Fish steaks make ideal fast food and a vibrant salsa transforms the plain cooked fish into an exciting dish. Cooking the halibut on a ridged grill pan produces attractive markings. Serve with rice, a mixed leaf salad and wholegrain bread.
Other white fish steaks such as cod, haddock, hoki or swordfish, or monkfish fillets, can be cooked in the same way. * For a tomato and olive salsa, combine the diced tomatoes with ½ diced cucumber, 4 chopped spring onions, 45 g (1½ oz) chopped stoned green or black olives and 15 g (½ oz) chopped fresh basil. Or use 1 tbsp drained and rinsed capers instead of olives. * In summer, the fish can be cooked on a barbecue. Lay the steaks on foil to prevent the delicate flesh slipping through the grid.

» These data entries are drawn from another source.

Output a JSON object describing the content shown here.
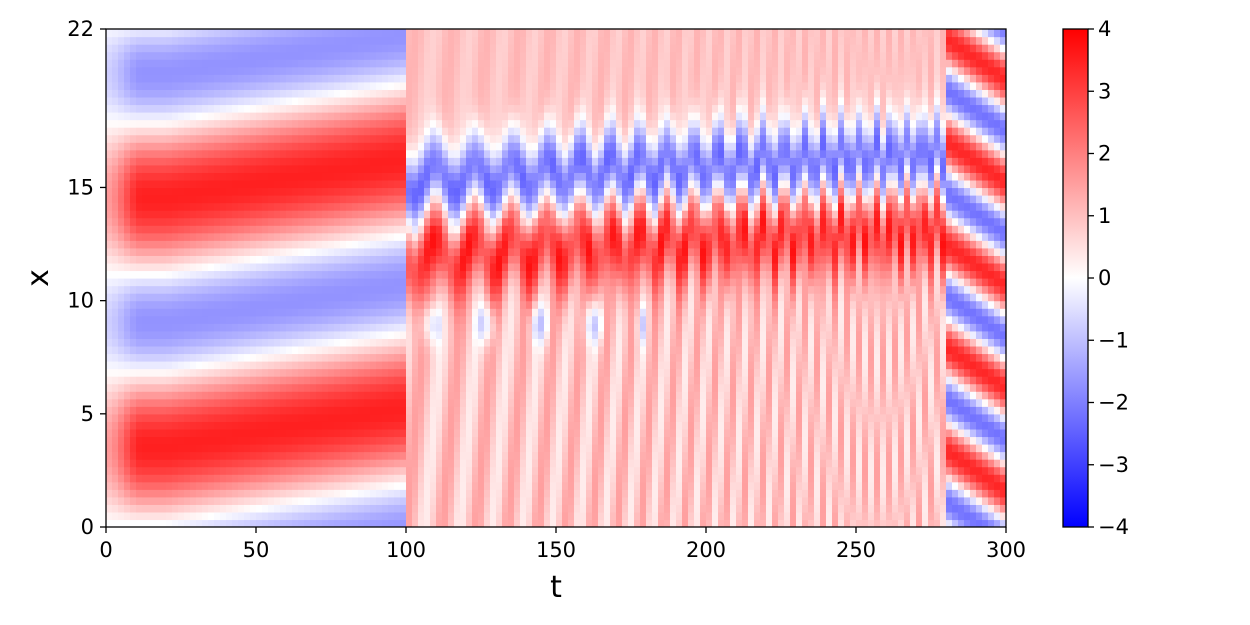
{
  "chart_data": {
    "type": "heatmap",
    "title": "",
    "xlabel": "t",
    "ylabel": "x",
    "xlim": [
      0,
      300
    ],
    "ylim": [
      0,
      22
    ],
    "xticks": [
      0,
      50,
      100,
      150,
      200,
      250,
      300
    ],
    "yticks": [
      0,
      5,
      10,
      15,
      22
    ],
    "grid": false,
    "colormap": "bwr",
    "colorbar": {
      "vmin": -4,
      "vmax": 4,
      "ticks": [
        4,
        3,
        2,
        1,
        0,
        -1,
        -2,
        -3,
        -4
      ],
      "tick_labels": [
        "4",
        "3",
        "2",
        "1",
        "0",
        "−1",
        "−2",
        "−3",
        "−4"
      ],
      "colors": {
        "low": "#0000ff",
        "mid": "#ffffff",
        "high": "#ff0000"
      }
    },
    "regions": [
      {
        "t_range": [
          0,
          100
        ],
        "pattern": "two stationary wave cells: blue troughs near x≈6–8 and x≈16–19, red crests near x≈3 and x≈13"
      },
      {
        "t_range": [
          100,
          280
        ],
        "pattern": "oscillating blue band near x≈13–18 drifting upward, red diagonal stripes below"
      },
      {
        "t_range": [
          280,
          300
        ],
        "pattern": "steep diagonal red/blue traveling waves"
      }
    ]
  }
}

Halibut is a good source of niacin, which has an important role to play in the release of energy inside cells. Niacin is one of the most stable vitamins, and there are little or no losses during preparation or cooking. * In restaurants, fish is often pan-fried in a good amount of oil. This contributes added fat to the dish. When grilling fish at home, limit the amount of cooking fat you use for a much healthier meal.
Excellent source of niacin, vitamin B1, vitamin B6, vitamin C. Good source of vitamin A, vitamin B12, vitamin E. Useful source of iron, potassium.